The Wall Street Journal has called on the members of Congress who voted to release the Epstein files to apologize to the sex offender’s victims whose identities have been exposed.
The Murdoch paper’s editorial board penned the column after the Justice Department had to take down thousands of documents due to the unredacted release of victims’ names and even nude images of young women. Congress, it wrote, should learn its lesson that “such investigatory materials are usually kept private to protect innocent victims and witnesses.”
“Congress can’t fob off blame for the redaction errors, after it set an impossible deadline,” the board continued, referring to the legally required 30-day window to release the files that closed on Dec. 19. “If lawmakers have a vestigial sense of shame, they can apologize to the victims whose information was posted.”

The final vote on the Epstein Files Transparency Act was 427 to 1, with Louisiana Rep. Clay Higgins arguing that the legislation “abandons 250 years of criminal justice procedure.”
“As written, this bill reveals and injures thousands of innocent people—witnesses, people who provided alibis, family members, etc,” Higgins wrote on X at the time. “If enacted in its current form, this type of broad reveal of criminal investigative files, released to a rabid media, will absolutely result in innocent people being hurt.”
The Journal commended Higgins’ “brave” stance.
The editorial board took called the Epstein files release problematic for another reason: the airing of scandalous, unverified allegations.
“Since Epstein died in 2019, prosecutors have had time to chase real leads.

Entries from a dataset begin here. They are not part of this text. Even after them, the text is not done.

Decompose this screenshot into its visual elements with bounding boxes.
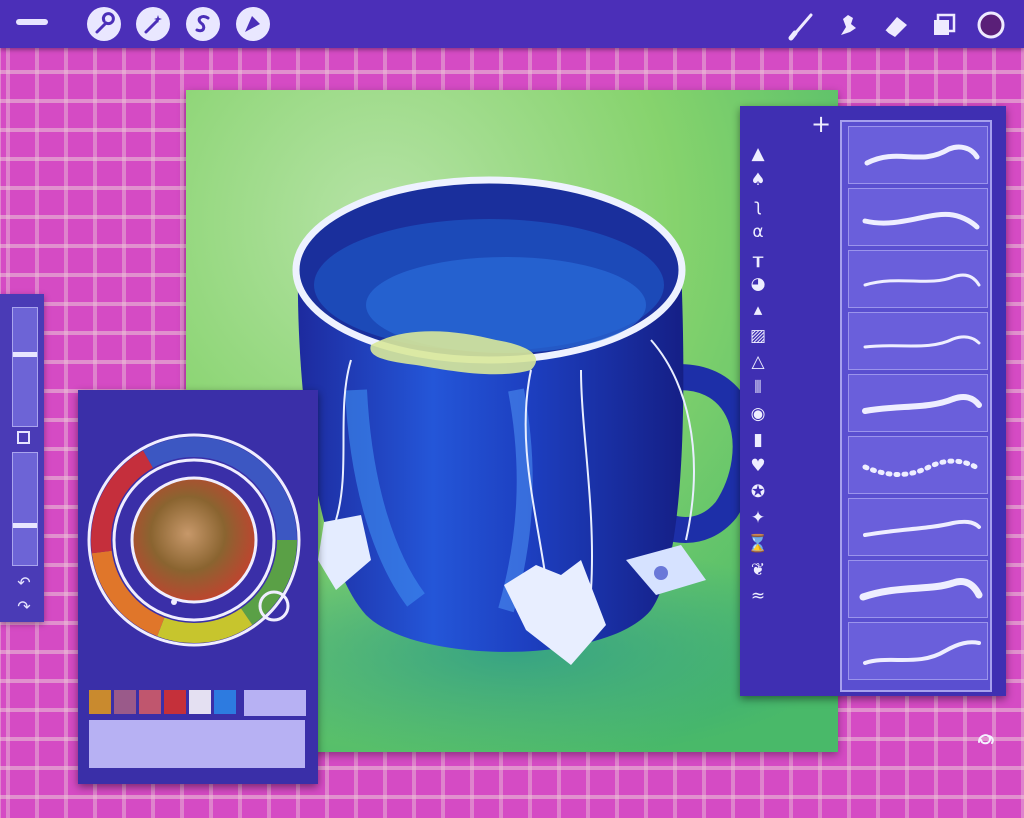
brush-stroke-preview [859,578,983,601]
color-picker-point[interactable] [171,599,177,605]
brush-stroke-preview [862,211,980,230]
modify-button[interactable] [17,431,30,444]
brush-size-thumb[interactable] [13,352,37,357]
smudge-icon [841,15,856,35]
script-a-icon[interactable]: α [744,220,772,244]
pen-nib-icon[interactable]: ▲ [744,142,772,166]
triangle-icon[interactable]: △ [744,350,772,374]
eraser-tool-button[interactable] [880,9,912,41]
brush-item-7[interactable] [848,498,988,556]
brush-item-5[interactable] [848,374,988,432]
transform-arrow-icon [245,16,260,32]
palette-swatch-6[interactable] [214,690,236,714]
adjustments-wand-button[interactable] [136,7,170,41]
brush-size-slider[interactable] [12,307,38,427]
add-brush-button[interactable]: + [809,112,833,136]
brush-icon [788,13,813,41]
brush-item-9[interactable] [848,622,988,680]
artist-signature [978,734,994,745]
brush-list [840,120,992,692]
calligraphy-icon[interactable]: ʅ [744,194,772,218]
wave-icon[interactable]: ≈ [744,584,772,608]
gallery-menu-button[interactable] [16,19,60,29]
brush-item-4[interactable] [848,312,988,370]
opacity-slider[interactable] [12,452,38,566]
palette-swatch-empty[interactable] [244,690,306,716]
paint-roller-icon[interactable]: ┰ [744,246,772,270]
color-wheel[interactable] [78,430,318,730]
opacity-thumb[interactable] [13,523,37,528]
bars-icon[interactable]: ⦀ [744,376,772,400]
palette-swatch-3[interactable] [139,690,161,714]
layers-button[interactable] [928,9,960,41]
menu-bar-icon [16,19,48,25]
tube-icon[interactable]: ▮ [744,428,772,452]
transform-button[interactable] [236,7,270,41]
sparkle-icon[interactable]: ✦ [744,506,772,530]
smudge-tool-button[interactable] [832,9,864,41]
undo-button[interactable]: ↶ [14,574,34,592]
brush-item-8[interactable] [848,560,988,618]
selection-button[interactable] [186,7,220,41]
wrench-icon [95,12,115,34]
palette-swatch-4[interactable] [164,690,186,714]
brush-stroke-preview [862,458,982,477]
actions-wrench-button[interactable] [87,7,121,41]
brush-stroke-preview [863,273,981,287]
brush-stroke-preview [864,144,980,166]
layers-icon [934,13,956,35]
redo-button[interactable]: ↷ [14,598,34,616]
palette-swatch-1[interactable] [89,690,111,714]
shell-icon[interactable]: ♥ [744,454,772,478]
palette-swatch-5[interactable] [189,690,211,714]
color-circle-icon [977,11,1005,39]
brush-stroke-preview [862,394,982,414]
top-toolbar [0,0,1024,48]
plus-icon: + [810,110,832,138]
star-circle-icon[interactable]: ✪ [744,480,772,504]
ink-pen-icon[interactable]: ♠ [744,168,772,192]
brush-item-2[interactable] [848,188,988,246]
leaf-icon[interactable]: ❦ [744,558,772,582]
brush-item-6[interactable] [848,436,988,494]
brush-stroke-preview [863,640,981,665]
brush-stroke-preview [863,335,981,349]
magic-wand-icon [144,15,162,34]
palette-icon[interactable]: ◕ [744,272,772,296]
hatch-icon[interactable]: ▨ [744,324,772,348]
spray-icon[interactable]: ▴ [744,298,772,322]
eraser-icon [884,17,907,38]
globe-icon[interactable]: ◉ [744,402,772,426]
selection-s-icon [195,15,210,33]
palette-area[interactable] [89,720,305,768]
color-button[interactable] [975,9,1007,41]
brush-tool-button[interactable] [786,9,818,41]
brush-stroke-preview [863,519,981,537]
palette-swatch-2[interactable] [114,690,136,714]
undo-icon: ↶ [17,573,31,592]
hourglass-icon[interactable]: ⌛ [744,532,772,556]
redo-icon: ↷ [17,597,31,616]
brush-item-3[interactable] [848,250,988,308]
brush-item-1[interactable] [848,126,988,184]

The Epstein emails that show elites privately cozying up to a wealthy sex offender are embarrassing, but the government isn’t supposed to be in the business of posting scandalous raw evidence without a verifiable criminal case,” the board wrote.

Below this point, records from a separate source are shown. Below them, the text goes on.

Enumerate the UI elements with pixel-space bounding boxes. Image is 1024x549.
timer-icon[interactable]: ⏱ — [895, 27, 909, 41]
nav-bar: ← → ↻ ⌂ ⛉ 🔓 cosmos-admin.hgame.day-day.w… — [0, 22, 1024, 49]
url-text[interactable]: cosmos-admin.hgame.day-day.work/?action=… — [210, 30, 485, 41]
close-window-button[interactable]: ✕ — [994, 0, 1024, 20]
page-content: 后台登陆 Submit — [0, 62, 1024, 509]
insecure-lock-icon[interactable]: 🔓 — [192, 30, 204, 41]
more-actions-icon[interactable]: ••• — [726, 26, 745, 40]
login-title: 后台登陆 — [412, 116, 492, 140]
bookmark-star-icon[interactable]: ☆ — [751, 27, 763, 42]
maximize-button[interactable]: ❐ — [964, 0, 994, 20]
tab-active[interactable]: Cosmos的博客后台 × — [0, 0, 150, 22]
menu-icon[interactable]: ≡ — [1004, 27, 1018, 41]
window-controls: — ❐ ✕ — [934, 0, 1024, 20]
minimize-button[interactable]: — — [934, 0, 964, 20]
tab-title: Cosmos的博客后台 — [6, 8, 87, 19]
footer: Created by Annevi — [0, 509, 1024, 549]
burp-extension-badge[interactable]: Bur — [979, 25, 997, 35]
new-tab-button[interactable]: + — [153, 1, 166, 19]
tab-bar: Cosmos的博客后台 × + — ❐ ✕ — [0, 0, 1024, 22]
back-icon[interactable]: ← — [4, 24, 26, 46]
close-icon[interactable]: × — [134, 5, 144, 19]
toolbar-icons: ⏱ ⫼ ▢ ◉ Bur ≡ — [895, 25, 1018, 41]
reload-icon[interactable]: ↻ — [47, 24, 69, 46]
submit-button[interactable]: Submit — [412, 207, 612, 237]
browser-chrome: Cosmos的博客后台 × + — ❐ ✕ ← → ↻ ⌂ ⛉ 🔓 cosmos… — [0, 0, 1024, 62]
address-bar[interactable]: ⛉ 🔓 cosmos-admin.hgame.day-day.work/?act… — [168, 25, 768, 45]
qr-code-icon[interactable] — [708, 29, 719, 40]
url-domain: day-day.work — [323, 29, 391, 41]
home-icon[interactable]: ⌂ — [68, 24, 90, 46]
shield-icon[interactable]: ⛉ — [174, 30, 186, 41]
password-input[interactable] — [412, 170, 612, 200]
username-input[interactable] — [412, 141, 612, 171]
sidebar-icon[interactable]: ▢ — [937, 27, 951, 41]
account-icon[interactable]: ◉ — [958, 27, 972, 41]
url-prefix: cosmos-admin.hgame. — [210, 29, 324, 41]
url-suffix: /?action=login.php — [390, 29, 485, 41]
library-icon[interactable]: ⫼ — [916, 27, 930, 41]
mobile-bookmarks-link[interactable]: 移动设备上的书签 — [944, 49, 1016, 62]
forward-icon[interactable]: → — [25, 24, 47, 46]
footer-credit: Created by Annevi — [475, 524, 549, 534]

Prominent figures who have denied nefarious activities after showing up in the Epstein files include Microsoft co-founder Bill Gates, Virgin Group co-founder Richard Branson, and Elon Musk.
The Journal noted that “neither the Biden Administration nor the Trump Administration was able to bring new charges against Epstein’s associates.” And yet Republicans and Democrats, it said, “have found it useful to engage in cheap posturing” while “innocent people are getting hurt.”